I hate being anxious.
I hate the feeling of never knowing what to say and worrying
constantly about figuring it out. I
avoid calling anyone because I never know what I’m going to say on the phone or
how I will know the conversation has run its course or how to extricate myself
from the call when it does. I don’t call
people, even people I’ve known for years, to go to lunch or have coffee because
even if I could navigate the phone call, I can’t imagine what I will say and
can’t face the possible awkwardness of staring at each other with nothing to
say. I rely heavily, very heavily, on my more extroverted friends to make
plans and bring me along. I am incredibly lucky to have such friends and I treasure them dearly.

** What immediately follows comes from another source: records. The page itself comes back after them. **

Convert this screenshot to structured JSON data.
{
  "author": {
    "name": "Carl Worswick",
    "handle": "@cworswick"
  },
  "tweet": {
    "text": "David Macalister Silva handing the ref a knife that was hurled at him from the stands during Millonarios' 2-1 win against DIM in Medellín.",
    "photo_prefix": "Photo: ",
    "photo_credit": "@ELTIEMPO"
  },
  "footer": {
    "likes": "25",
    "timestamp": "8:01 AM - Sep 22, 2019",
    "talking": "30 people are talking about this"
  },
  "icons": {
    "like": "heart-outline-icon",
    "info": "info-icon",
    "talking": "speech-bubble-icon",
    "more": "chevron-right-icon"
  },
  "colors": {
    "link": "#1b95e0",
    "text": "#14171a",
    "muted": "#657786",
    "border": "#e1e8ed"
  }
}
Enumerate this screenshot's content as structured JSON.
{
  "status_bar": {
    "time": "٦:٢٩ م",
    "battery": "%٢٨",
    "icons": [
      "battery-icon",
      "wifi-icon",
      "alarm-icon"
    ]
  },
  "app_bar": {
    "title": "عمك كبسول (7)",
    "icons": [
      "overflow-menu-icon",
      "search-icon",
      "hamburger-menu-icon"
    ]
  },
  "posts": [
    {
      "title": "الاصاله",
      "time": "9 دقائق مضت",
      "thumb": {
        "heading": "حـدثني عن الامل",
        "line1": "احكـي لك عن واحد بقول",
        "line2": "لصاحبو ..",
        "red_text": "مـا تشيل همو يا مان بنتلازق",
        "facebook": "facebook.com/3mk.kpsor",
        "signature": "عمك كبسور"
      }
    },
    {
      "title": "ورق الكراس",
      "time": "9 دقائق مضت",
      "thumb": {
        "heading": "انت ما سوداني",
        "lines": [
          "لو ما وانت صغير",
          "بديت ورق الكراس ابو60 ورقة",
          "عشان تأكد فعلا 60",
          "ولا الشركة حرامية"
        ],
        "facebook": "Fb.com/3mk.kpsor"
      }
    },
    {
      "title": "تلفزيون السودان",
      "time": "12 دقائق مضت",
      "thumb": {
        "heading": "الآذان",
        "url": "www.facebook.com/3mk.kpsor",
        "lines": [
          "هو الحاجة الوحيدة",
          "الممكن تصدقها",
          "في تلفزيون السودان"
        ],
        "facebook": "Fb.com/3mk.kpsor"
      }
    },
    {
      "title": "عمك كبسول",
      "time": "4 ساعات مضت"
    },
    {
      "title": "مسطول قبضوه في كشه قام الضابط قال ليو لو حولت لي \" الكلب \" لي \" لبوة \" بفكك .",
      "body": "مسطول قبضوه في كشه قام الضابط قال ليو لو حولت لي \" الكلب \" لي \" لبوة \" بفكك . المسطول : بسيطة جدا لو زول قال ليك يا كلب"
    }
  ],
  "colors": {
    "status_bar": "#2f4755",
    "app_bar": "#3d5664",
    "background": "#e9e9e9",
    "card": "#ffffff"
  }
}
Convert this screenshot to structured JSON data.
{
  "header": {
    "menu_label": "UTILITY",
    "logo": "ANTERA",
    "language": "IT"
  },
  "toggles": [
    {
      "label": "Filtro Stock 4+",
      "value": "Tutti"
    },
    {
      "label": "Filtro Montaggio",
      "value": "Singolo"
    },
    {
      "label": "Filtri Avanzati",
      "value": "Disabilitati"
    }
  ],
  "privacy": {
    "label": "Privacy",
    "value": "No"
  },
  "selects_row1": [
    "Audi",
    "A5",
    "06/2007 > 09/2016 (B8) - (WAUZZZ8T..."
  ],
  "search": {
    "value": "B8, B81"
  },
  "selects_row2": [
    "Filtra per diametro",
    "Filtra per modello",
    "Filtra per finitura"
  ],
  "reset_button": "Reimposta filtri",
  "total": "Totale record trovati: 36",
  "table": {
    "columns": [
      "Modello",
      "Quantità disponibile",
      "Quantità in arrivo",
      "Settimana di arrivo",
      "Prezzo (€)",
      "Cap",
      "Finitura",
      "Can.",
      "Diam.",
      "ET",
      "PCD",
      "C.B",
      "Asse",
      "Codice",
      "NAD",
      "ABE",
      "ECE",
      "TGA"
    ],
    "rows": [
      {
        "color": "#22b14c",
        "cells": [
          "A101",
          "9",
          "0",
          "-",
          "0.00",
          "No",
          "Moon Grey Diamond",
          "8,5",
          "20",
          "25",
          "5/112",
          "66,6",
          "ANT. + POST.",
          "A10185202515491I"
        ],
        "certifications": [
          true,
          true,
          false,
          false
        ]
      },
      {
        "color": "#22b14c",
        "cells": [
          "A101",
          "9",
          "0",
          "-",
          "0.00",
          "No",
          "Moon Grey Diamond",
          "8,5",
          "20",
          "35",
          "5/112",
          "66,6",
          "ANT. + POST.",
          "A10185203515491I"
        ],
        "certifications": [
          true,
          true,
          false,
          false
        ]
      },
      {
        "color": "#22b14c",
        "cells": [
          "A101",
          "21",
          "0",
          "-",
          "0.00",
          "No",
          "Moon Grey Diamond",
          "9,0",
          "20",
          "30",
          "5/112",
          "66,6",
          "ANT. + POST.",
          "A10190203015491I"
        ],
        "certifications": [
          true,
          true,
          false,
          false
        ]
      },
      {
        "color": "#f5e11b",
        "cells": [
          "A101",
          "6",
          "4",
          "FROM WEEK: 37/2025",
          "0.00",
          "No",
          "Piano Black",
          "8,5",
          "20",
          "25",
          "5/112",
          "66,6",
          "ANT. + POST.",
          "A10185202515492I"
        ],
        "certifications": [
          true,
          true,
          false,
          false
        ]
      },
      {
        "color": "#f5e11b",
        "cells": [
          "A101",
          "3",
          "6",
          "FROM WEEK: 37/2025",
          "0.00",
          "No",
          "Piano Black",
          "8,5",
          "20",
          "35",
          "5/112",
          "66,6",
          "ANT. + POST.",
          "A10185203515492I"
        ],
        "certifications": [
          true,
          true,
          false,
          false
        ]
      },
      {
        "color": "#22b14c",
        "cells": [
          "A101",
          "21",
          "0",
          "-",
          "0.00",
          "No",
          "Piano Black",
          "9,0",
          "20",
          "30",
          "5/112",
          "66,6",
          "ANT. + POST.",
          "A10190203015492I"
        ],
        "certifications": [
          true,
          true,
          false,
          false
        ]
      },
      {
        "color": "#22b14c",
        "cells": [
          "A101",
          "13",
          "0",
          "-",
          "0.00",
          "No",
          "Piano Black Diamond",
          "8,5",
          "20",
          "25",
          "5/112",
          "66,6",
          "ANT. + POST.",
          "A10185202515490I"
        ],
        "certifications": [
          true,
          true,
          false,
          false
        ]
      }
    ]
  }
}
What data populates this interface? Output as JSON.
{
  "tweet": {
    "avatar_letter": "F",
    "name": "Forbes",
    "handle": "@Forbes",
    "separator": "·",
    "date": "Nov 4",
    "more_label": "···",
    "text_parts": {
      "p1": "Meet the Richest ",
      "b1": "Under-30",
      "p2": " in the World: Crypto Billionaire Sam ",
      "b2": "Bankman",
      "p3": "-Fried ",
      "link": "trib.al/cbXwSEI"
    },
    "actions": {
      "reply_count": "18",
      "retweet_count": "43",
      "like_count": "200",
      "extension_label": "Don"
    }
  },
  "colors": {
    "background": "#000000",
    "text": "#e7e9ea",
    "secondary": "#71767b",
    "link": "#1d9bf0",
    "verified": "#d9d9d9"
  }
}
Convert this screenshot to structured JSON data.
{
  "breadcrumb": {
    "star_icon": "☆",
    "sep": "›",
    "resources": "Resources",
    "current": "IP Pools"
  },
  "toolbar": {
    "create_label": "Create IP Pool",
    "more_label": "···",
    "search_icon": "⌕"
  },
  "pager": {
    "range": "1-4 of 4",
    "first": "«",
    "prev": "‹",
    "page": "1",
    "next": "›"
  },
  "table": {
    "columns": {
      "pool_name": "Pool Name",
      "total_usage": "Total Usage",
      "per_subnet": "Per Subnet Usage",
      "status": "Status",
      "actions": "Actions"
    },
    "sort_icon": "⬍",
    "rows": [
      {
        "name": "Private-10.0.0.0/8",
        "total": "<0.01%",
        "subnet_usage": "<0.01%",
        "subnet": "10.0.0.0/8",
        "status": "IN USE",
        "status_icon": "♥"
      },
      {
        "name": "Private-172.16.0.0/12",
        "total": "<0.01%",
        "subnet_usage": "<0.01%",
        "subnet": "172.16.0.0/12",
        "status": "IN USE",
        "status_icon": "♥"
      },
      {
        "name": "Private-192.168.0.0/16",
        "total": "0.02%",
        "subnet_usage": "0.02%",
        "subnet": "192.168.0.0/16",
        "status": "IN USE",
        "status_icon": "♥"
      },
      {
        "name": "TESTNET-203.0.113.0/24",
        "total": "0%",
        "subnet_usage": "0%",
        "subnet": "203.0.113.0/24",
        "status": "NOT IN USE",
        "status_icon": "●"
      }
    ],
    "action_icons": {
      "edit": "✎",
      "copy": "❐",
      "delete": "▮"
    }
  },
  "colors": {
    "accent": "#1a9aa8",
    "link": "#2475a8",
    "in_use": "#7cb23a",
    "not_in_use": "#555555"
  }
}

When it was just me, the worst consequence of this was that
I stayed home alone more often that I would have liked. When my daughter was younger, she became far
more socially adept that I will ever be.
She made friends easily and seemed to always be the person in charge of
making the plans. My role was largely to
chaperone and chauffeur them around, a role I was perfectly comfortable in. But my son needs more from me. As I watch him
struggle to figure out the social cues, his bewilderment and anxiety are a
reflection of my own. I watch him
struggle to figure out why the others don’t want to keep talking about the same
things and how to follow the natural course of the conversation, and my heart
breaks for him. His discomfort, for
different reasons, is so close to my own.
I worry frequently that my inability to socialize appropriately has
inhibited his social skills more than was necessary. I’m terror
stricken at the idea of calling another parent to arrange play dates and get togethers. What will we do? What will we
talk about? What if they say no? What if they say yes? Paralyzed, I rely on organized activities
like sports for opportunities for social interactions for him and try to
convince myself that these will suffice.
So my fears prevent him from having more one on one interactions which
makes it harder for him to learn social interactions, which isolates him even
more. I watch his friends arrange
play dates and sleep overs and movie outings together and know I am failing him
horribly.
I don't have an answer or an uplifting ending. Sometimes, you just keep moving.